How do guard rails on the interstate actually work?


I’m no engineer and obviously don’t understand physics very well, since I’m asking this question. But how can guard rails keep a car or semi truck driving 70+ MPH from leaving the road?

In: 4

For two reasons:

1) Most commonly it is a glancing blow. That is, the vehicle drifts into the guardrail and the guardrail just redirects it, It doesn’t stop the vehicle. A guardrail is unlikely to stop a large truck that hits it at nearly a right angle.

2) The sections of guardrail connected together. So, even when one, or a few posts break, and the guardrail bulges to the side, the guardrail can keep holding the vehicle from going further off the road because the part of the guardrail that moved is still connected to the part ahead (and behind) that is in good shape.

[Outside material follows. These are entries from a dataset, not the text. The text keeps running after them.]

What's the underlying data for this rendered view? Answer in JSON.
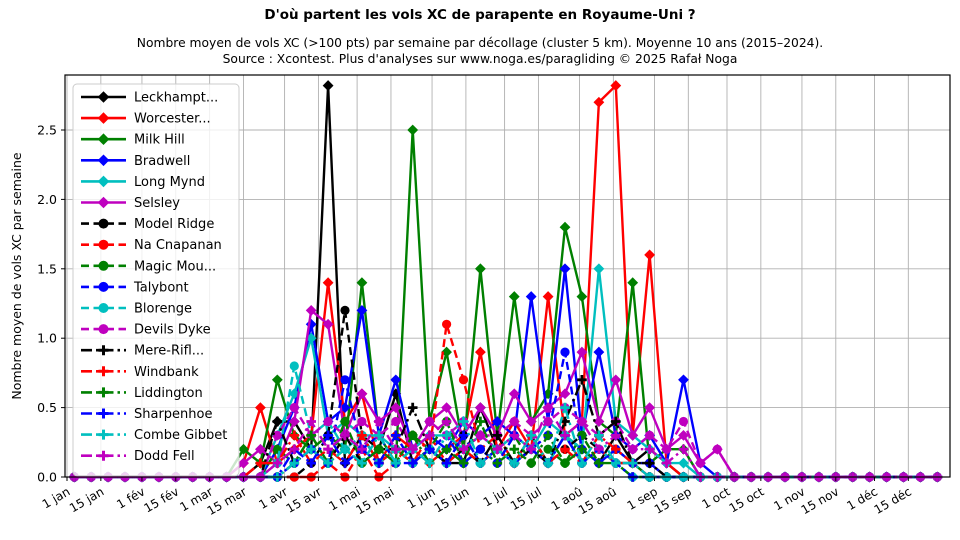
{
  "header": {
    "title": "D'où partent les vols XC de parapente en Royaume-Uni ?",
    "subtitle_line1": "Nombre moyen de vols XC (>100 pts) par semaine par décollage (cluster 5 km). Moyenne 10 ans (2015–2024).",
    "subtitle_line2": "Source : Xcontest. Plus d'analyses sur www.noga.es/paragliding © 2025 Rafał Noga"
  },
  "chart_data": {
    "type": "line",
    "title": "D'où partent les vols XC de parapente en Royaume-Uni ?",
    "xlabel": "",
    "ylabel": "Nombre moyen de vols XC par semaine",
    "ylim": [
      0,
      2.9
    ],
    "yticks": [
      0.0,
      0.5,
      1.0,
      1.5,
      2.0,
      2.5
    ],
    "grid": true,
    "legend_position": "upper-left",
    "x_description": "52 weekly data points per series; x value = day-of-year of week (day = 7*(week-1)+4)",
    "xtick_days": [
      1,
      15,
      32,
      46,
      60,
      74,
      91,
      105,
      121,
      135,
      152,
      166,
      182,
      196,
      213,
      227,
      244,
      258,
      274,
      288,
      305,
      319,
      335,
      349
    ],
    "xtick_labels": [
      "1 jan",
      "15 jan",
      "1 fév",
      "15 fév",
      "1 mar",
      "15 mar",
      "1 avr",
      "15 avr",
      "1 mai",
      "15 mai",
      "1 jun",
      "15 jun",
      "1 jul",
      "15 jul",
      "1 aoû",
      "15 aoû",
      "1 sep",
      "15 sep",
      "1 oct",
      "15 oct",
      "1 nov",
      "15 nov",
      "1 déc",
      "15 déc"
    ],
    "series": [
      {
        "name": "Leckhampt...",
        "color": "#000000",
        "line": "solid",
        "marker": "diamond",
        "values": [
          0,
          0,
          0,
          0,
          0,
          0,
          0,
          0,
          0,
          0,
          0,
          0.1,
          0.4,
          0.4,
          0.2,
          2.82,
          0.1,
          0.3,
          0.2,
          0.6,
          0.1,
          0.2,
          0.1,
          0.1,
          0.5,
          0.2,
          0.1,
          0.3,
          0.1,
          0.3,
          0.2,
          0.1,
          0.3,
          0.1,
          0.2,
          0.1,
          0,
          0,
          0,
          0,
          0,
          0,
          0,
          0,
          0,
          0,
          0,
          0,
          0,
          0,
          0,
          0
        ]
      },
      {
        "name": "Worcester...",
        "color": "#ff0000",
        "line": "solid",
        "marker": "diamond",
        "values": [
          0,
          0,
          0,
          0,
          0,
          0,
          0,
          0,
          0,
          0,
          0.1,
          0.5,
          0.1,
          0.2,
          0.3,
          1.4,
          0.4,
          0.6,
          0.1,
          0.3,
          0.2,
          0.1,
          0.2,
          0.3,
          0.9,
          0.2,
          0.4,
          0.2,
          1.3,
          0.3,
          0.4,
          2.7,
          2.82,
          0.3,
          1.6,
          0.1,
          0,
          0,
          0,
          0,
          0,
          0,
          0,
          0,
          0,
          0,
          0,
          0,
          0,
          0,
          0,
          0
        ]
      },
      {
        "name": "Milk Hill",
        "color": "#008000",
        "line": "solid",
        "marker": "diamond",
        "values": [
          0,
          0,
          0,
          0,
          0,
          0,
          0,
          0,
          0,
          0,
          0.2,
          0.1,
          0.7,
          0.3,
          0.2,
          0.3,
          0.2,
          1.4,
          0.3,
          0.1,
          2.5,
          0.4,
          0.9,
          0.2,
          1.5,
          0.3,
          1.3,
          0.4,
          0.6,
          1.8,
          1.3,
          0.4,
          0.3,
          1.4,
          0.1,
          0.2,
          0.2,
          0,
          0,
          0,
          0,
          0,
          0,
          0,
          0,
          0,
          0,
          0,
          0,
          0,
          0,
          0
        ]
      },
      {
        "name": "Bradwell",
        "color": "#0000ff",
        "line": "solid",
        "marker": "diamond",
        "values": [
          0,
          0,
          0,
          0,
          0,
          0,
          0,
          0,
          0,
          0,
          0,
          0,
          0.2,
          0.5,
          1.1,
          0.4,
          0.5,
          1.2,
          0.3,
          0.7,
          0.2,
          0.3,
          0.2,
          0.4,
          0.3,
          0.4,
          0.3,
          1.3,
          0.4,
          1.5,
          0.3,
          0.9,
          0.3,
          0.2,
          0.3,
          0.1,
          0.7,
          0.1,
          0,
          0,
          0,
          0,
          0,
          0,
          0,
          0,
          0,
          0,
          0,
          0,
          0,
          0
        ]
      },
      {
        "name": "Long Mynd",
        "color": "#00bfbf",
        "line": "solid",
        "marker": "diamond",
        "values": [
          0,
          0,
          0,
          0,
          0,
          0,
          0,
          0,
          0,
          0,
          0,
          0,
          0.3,
          0.6,
          1.0,
          0.3,
          0.4,
          0.3,
          0.3,
          0.2,
          0.2,
          0.3,
          0.3,
          0.2,
          0.3,
          0.2,
          0.3,
          0.2,
          0.4,
          0.3,
          0.2,
          1.5,
          0.4,
          0.3,
          0.2,
          0.1,
          0.1,
          0,
          0,
          0,
          0,
          0,
          0,
          0,
          0,
          0,
          0,
          0,
          0,
          0,
          0,
          0
        ]
      },
      {
        "name": "Selsley",
        "color": "#bf00bf",
        "line": "solid",
        "marker": "diamond",
        "values": [
          0,
          0,
          0,
          0,
          0,
          0,
          0,
          0,
          0,
          0,
          0.1,
          0.2,
          0.1,
          0.4,
          1.2,
          1.1,
          0.3,
          0.6,
          0.4,
          0.5,
          0.2,
          0.4,
          0.5,
          0.3,
          0.5,
          0.3,
          0.6,
          0.4,
          0.5,
          0.6,
          0.9,
          0.4,
          0.7,
          0.3,
          0.5,
          0.2,
          0.3,
          0.1,
          0.2,
          0,
          0,
          0,
          0,
          0,
          0,
          0,
          0,
          0,
          0,
          0,
          0,
          0
        ]
      },
      {
        "name": "Model Ridge",
        "color": "#000000",
        "line": "dashed",
        "marker": "circle",
        "values": [
          0,
          0,
          0,
          0,
          0,
          0,
          0,
          0,
          0,
          0,
          0,
          0,
          0,
          0,
          0.1,
          0.3,
          1.2,
          0.3,
          0.1,
          0.2,
          0.1,
          0.2,
          0.1,
          0.3,
          0.1,
          0.2,
          0.1,
          0.3,
          0.1,
          0.2,
          0.3,
          0.2,
          0.1,
          0.1,
          0.1,
          0,
          0,
          0,
          0,
          0,
          0,
          0,
          0,
          0,
          0,
          0,
          0,
          0,
          0,
          0,
          0,
          0
        ]
      },
      {
        "name": "Na Cnapanan",
        "color": "#ff0000",
        "line": "dashed",
        "marker": "circle",
        "values": [
          0,
          0,
          0,
          0,
          0,
          0,
          0,
          0,
          0,
          0,
          0,
          0,
          0,
          0,
          0,
          0.1,
          0,
          0.2,
          0,
          0.1,
          0.3,
          0.2,
          1.1,
          0.7,
          0.2,
          0.3,
          0.1,
          0.2,
          0.1,
          0.3,
          0.1,
          0.2,
          0.1,
          0.1,
          0,
          0,
          0,
          0,
          0,
          0,
          0,
          0,
          0,
          0,
          0,
          0,
          0,
          0,
          0,
          0,
          0,
          0
        ]
      },
      {
        "name": "Magic Mou...",
        "color": "#008000",
        "line": "dashed",
        "marker": "circle",
        "values": [
          0,
          0,
          0,
          0,
          0,
          0,
          0,
          0,
          0,
          0,
          0,
          0,
          0.2,
          0.1,
          0.3,
          0.1,
          0.4,
          0.1,
          0.2,
          0.1,
          0.3,
          0.2,
          0.4,
          0.1,
          0.2,
          0.1,
          0.3,
          0.1,
          0.2,
          0.1,
          0.3,
          0.1,
          0.2,
          0.1,
          0,
          0,
          0,
          0,
          0,
          0,
          0,
          0,
          0,
          0,
          0,
          0,
          0,
          0,
          0,
          0,
          0,
          0
        ]
      },
      {
        "name": "Talybont",
        "color": "#0000ff",
        "line": "dashed",
        "marker": "circle",
        "values": [
          0,
          0,
          0,
          0,
          0,
          0,
          0,
          0,
          0,
          0,
          0,
          0,
          0,
          0.1,
          0.2,
          0.1,
          0.7,
          0.2,
          0.3,
          0.1,
          0.1,
          0.2,
          0.3,
          0.1,
          0.2,
          0.1,
          0.3,
          0.2,
          0.3,
          0.9,
          0.2,
          0.1,
          0.2,
          0.1,
          0.1,
          0,
          0,
          0,
          0,
          0,
          0,
          0,
          0,
          0,
          0,
          0,
          0,
          0,
          0,
          0,
          0,
          0
        ]
      },
      {
        "name": "Blorenge",
        "color": "#00bfbf",
        "line": "dashed",
        "marker": "circle",
        "values": [
          0,
          0,
          0,
          0,
          0,
          0,
          0,
          0,
          0,
          0,
          0,
          0,
          0.1,
          0.8,
          0.3,
          0.4,
          0.2,
          0.3,
          0.1,
          0.2,
          0.1,
          0.2,
          0.1,
          0.2,
          0.1,
          0.2,
          0.1,
          0.2,
          0.1,
          0.3,
          0.1,
          0.2,
          0.1,
          0,
          0,
          0,
          0,
          0,
          0,
          0,
          0,
          0,
          0,
          0,
          0,
          0,
          0,
          0,
          0,
          0,
          0,
          0
        ]
      },
      {
        "name": "Devils Dyke",
        "color": "#bf00bf",
        "line": "dashed",
        "marker": "circle",
        "values": [
          0,
          0,
          0,
          0,
          0,
          0,
          0,
          0,
          0,
          0,
          0,
          0,
          0.3,
          0.5,
          0.3,
          0.4,
          0.3,
          0.4,
          0.3,
          0.4,
          0.2,
          0.4,
          0.3,
          0.4,
          0.3,
          0.3,
          0.4,
          0.3,
          0.4,
          0.5,
          0.4,
          0.3,
          0.4,
          0.2,
          0.3,
          0.2,
          0.4,
          0.1,
          0.2,
          0,
          0,
          0,
          0,
          0,
          0,
          0,
          0,
          0,
          0,
          0,
          0,
          0
        ]
      },
      {
        "name": "Mere-Rifl...",
        "color": "#000000",
        "line": "dashdot",
        "marker": "plus",
        "values": [
          0,
          0,
          0,
          0,
          0,
          0,
          0,
          0,
          0,
          0,
          0,
          0,
          0.4,
          0.1,
          0.2,
          0.1,
          0.3,
          0.1,
          0.2,
          0.2,
          0.5,
          0.2,
          0.1,
          0.2,
          0.1,
          0.3,
          0.1,
          0.2,
          0.1,
          0.4,
          0.7,
          0.3,
          0.4,
          0.1,
          0.1,
          0,
          0,
          0,
          0,
          0,
          0,
          0,
          0,
          0,
          0,
          0,
          0,
          0,
          0,
          0,
          0,
          0
        ]
      },
      {
        "name": "Windbank",
        "color": "#ff0000",
        "line": "dashdot",
        "marker": "plus",
        "values": [
          0,
          0,
          0,
          0,
          0,
          0,
          0,
          0,
          0,
          0,
          0,
          0.1,
          0.1,
          0.3,
          0.1,
          0.2,
          0.1,
          0.3,
          0.1,
          0.2,
          0.1,
          0.3,
          0.1,
          0.2,
          0.1,
          0.2,
          0.1,
          0.3,
          0.1,
          0.2,
          0.1,
          0.3,
          0.2,
          0.1,
          0,
          0,
          0,
          0,
          0,
          0,
          0,
          0,
          0,
          0,
          0,
          0,
          0,
          0,
          0,
          0,
          0,
          0
        ]
      },
      {
        "name": "Liddington",
        "color": "#008000",
        "line": "dashdot",
        "marker": "plus",
        "values": [
          0,
          0,
          0,
          0,
          0,
          0,
          0,
          0,
          0,
          0,
          0,
          0,
          0,
          0.1,
          0.3,
          0.1,
          0.2,
          0.1,
          0.2,
          0.1,
          0.3,
          0.1,
          0.2,
          0.1,
          0.4,
          0.1,
          0.2,
          0.1,
          0.3,
          0.1,
          0.2,
          0.1,
          0.1,
          0,
          0,
          0,
          0,
          0,
          0,
          0,
          0,
          0,
          0,
          0,
          0,
          0,
          0,
          0,
          0,
          0,
          0,
          0
        ]
      },
      {
        "name": "Sharpenhoe",
        "color": "#0000ff",
        "line": "dashdot",
        "marker": "plus",
        "values": [
          0,
          0,
          0,
          0,
          0,
          0,
          0,
          0,
          0,
          0,
          0,
          0,
          0,
          0.2,
          0.1,
          0.3,
          0.1,
          0.2,
          0.1,
          0.3,
          0.1,
          0.2,
          0.1,
          0.3,
          0.1,
          0.2,
          0.1,
          0.2,
          0.1,
          0.3,
          0.1,
          0.2,
          0.1,
          0,
          0,
          0,
          0,
          0,
          0,
          0,
          0,
          0,
          0,
          0,
          0,
          0,
          0,
          0,
          0,
          0,
          0,
          0
        ]
      },
      {
        "name": "Combe Gibbet",
        "color": "#00bfbf",
        "line": "dashdot",
        "marker": "plus",
        "values": [
          0,
          0,
          0,
          0,
          0,
          0,
          0,
          0,
          0,
          0,
          0,
          0,
          0,
          0.1,
          0.2,
          0.1,
          0.2,
          0.1,
          0.3,
          0.1,
          0.2,
          0.1,
          0.3,
          0.4,
          0.1,
          0.2,
          0.1,
          0.3,
          0.1,
          0.5,
          0.1,
          0.3,
          0.1,
          0.1,
          0,
          0,
          0,
          0,
          0,
          0,
          0,
          0,
          0,
          0,
          0,
          0,
          0,
          0,
          0,
          0,
          0,
          0
        ]
      },
      {
        "name": "Dodd Fell",
        "color": "#bf00bf",
        "line": "dashdot",
        "marker": "plus",
        "values": [
          0,
          0,
          0,
          0,
          0,
          0,
          0,
          0,
          0,
          0,
          0,
          0,
          0.1,
          0.2,
          0.4,
          0.2,
          0.3,
          0.2,
          0.4,
          0.2,
          0.2,
          0.3,
          0.4,
          0.2,
          0.3,
          0.2,
          0.3,
          0.2,
          0.5,
          0.3,
          0.4,
          0.2,
          0.3,
          0.2,
          0.2,
          0.1,
          0.2,
          0,
          0,
          0,
          0,
          0,
          0,
          0,
          0,
          0,
          0,
          0,
          0,
          0,
          0,
          0
        ]
      }
    ]
  }
}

Simply put – they can’t. They’re design is more so to slow down a fast heavy object , a car , in breakaway stages and giveaways( of the guardrails) so that the momentum of the car is quickly but efficiently slowed without sudden jarring.

If you put that guard rail in a huge parking lot, and have a car or semi truck drive 70 mph straight at it, it will likely disintegrate from the impact.

But on the highway, cars and trucks are driving alongside the guard rail, and if (for example) someone falls asleep they’ll veer into the guard rail at an angle. So cars and trucks are heavy, but still they’re “easing into” the guard rail, so to speak.

So a car / truck’s own steering system, its wheels, can “ease” it back onto the road, if that driver wakes up in time. The sideways force doesn’t have to be that great, it’s just a matter of “nudging” the car or truck back onto the road. That’s what guard rails do.

70 mph is only the velocity in the forward direction. In case of lane departure, usually the vehicle is departing the lane at much less than 70 mph in that direction.